Healthcare reformers, politicians, and policy wonks wag their fingers at physicians and place the blame squarely on our shoulders. They say that only the doctor has the power of the pen. They completely ignore the bullying, administrative pressure, and the automatic rules and regulations forced on clinicians by the nonclinical (or no longer clinical) C-Suite.
A recent article in The American Medical News brings to light a radically different view point.
When the federal government sorted through the first round of clinical information it was using to reward hospitals for providing higher-quality care in December 2012, the No. 1 hospital on the list was physician-owned Treasure Valley Hospital in Boise, Idaho. Nine of the top 10 performing hospitals were physician-owned, as were 48 of the top 100.
This news comes three years after the Affordable Care Act effectively prohibited the expansion of such existing facilities and severely limited the creation of new ones.

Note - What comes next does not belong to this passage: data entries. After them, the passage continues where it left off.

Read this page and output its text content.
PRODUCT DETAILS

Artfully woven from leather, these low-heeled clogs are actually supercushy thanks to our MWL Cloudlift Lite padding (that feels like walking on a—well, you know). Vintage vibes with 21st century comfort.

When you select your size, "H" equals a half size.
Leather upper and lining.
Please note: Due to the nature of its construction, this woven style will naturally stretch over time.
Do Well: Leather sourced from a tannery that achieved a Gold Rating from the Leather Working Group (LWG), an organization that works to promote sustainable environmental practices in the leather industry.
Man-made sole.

As Obamacare pushes more and more physicians out of decision making positions and herds them into large academic and nonacademic hospital systems, one would expect one thing and one thing only: spiraling costs. Business exists in order to make money. Businessman go to school to learn about profit. Physicians who leave clinical practice to become administrators aspire to similar ends.

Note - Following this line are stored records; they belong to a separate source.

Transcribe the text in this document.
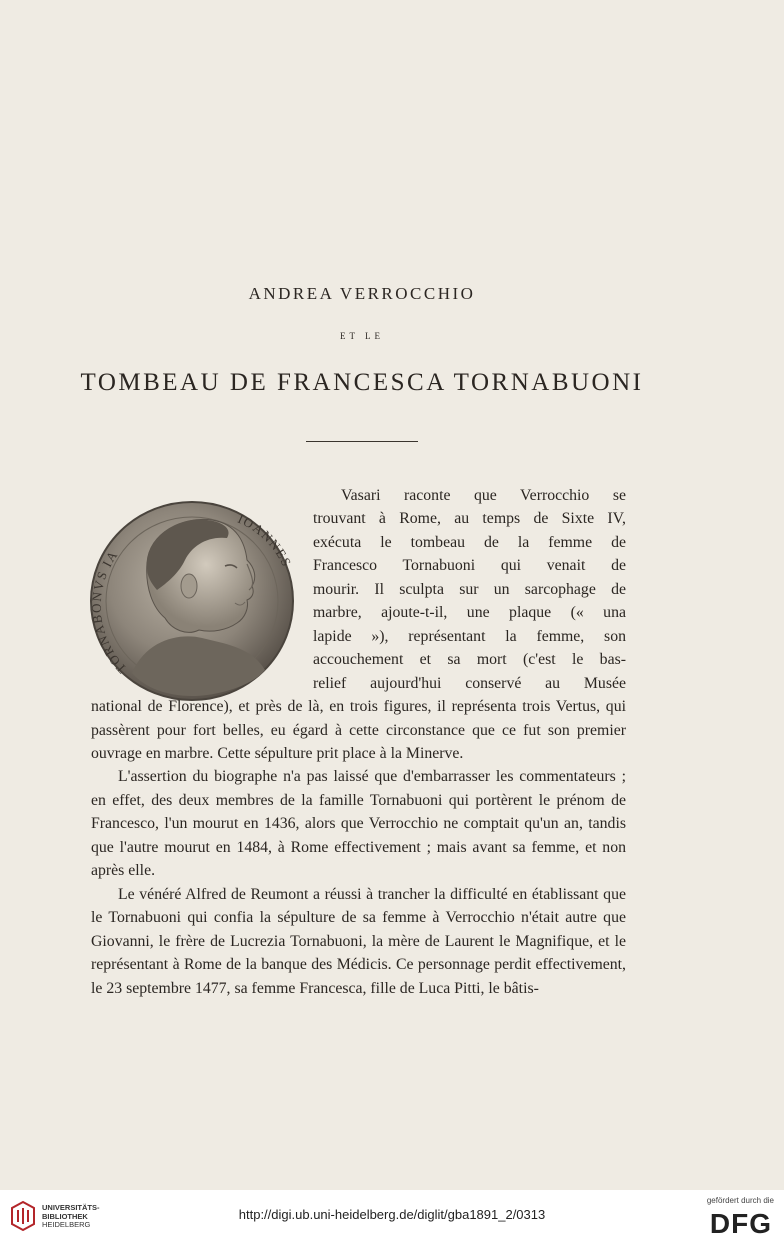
ANDREA VERROCCHIO
ET LE
TOMBEAU DE FRANCESCA TORNABUONI
TORNABONVS IA
IOANNES
Vasari raconte que Verrocchio se
trouvant à Rome, au temps de Sixte IV,
exécuta le tombeau de la femme de
Francesco Tornabuoni qui venait de
mourir. Il sculpta sur un sarcophage de
marbre, ajoute-t-il, une plaque (« una
lapide »), représentant la femme, son
accouchement et sa mort (c'est le bas-
relief aujourd'hui conservé au Musée

national de Florence), et près de là, en trois figures, il représenta trois Vertus, qui passèrent pour fort belles, eu égard à cette circonstance que ce fut son premier ouvrage en marbre. Cette sépulture prit place à la Minerve.

L'assertion du biographe n'a pas laissé que d'embarrasser les commentateurs ; en effet, des deux membres de la famille Tornabuoni qui portèrent le prénom de Francesco, l'un mourut en 1436, alors que Verrocchio ne comptait qu'un an, tandis que l'autre mourut en 1484, à Rome effectivement ; mais avant sa femme, et non après elle.

Le vénéré Alfred de Reumont a réussi à trancher la difficulté en établissant que le Tornabuoni qui confia la sépulture de sa femme à Verrocchio n'était autre que Giovanni, le frère de Lucrezia Tornabuoni, la mère de Laurent le Magnifique, et le représentant à Rome de la banque des Médicis. Ce personnage perdit effectivement, le 23 septembre 1477, sa femme Francesca, fille de Luca Pitti, le bâtis-

UNIVERSITÄTS-
BIBLIOTHEK
HEIDELBERG
http://digi.ub.uni-heidelberg.de/diglit/gba1891_2/0313
gefördert durch die
DFG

Physicians are the only ones who have made a covenant. We are the only ones who have taken an oath. We are smart, well educated, and innovative. And we have to look each and every patient in the eye before making decisions.
Yet time and time again, we are asked to move out of the way so the smart guys with the business degrees can come in, and make the tough decisions.
(Disclaimer. This story is an amalgam of a number of experiences gleaned over years of practice in a number of different hospital systems. The details of the actual medical story are fiction. Neither the patient mentioned or the medical center are meant to be reflective of any specific patient or hospital.)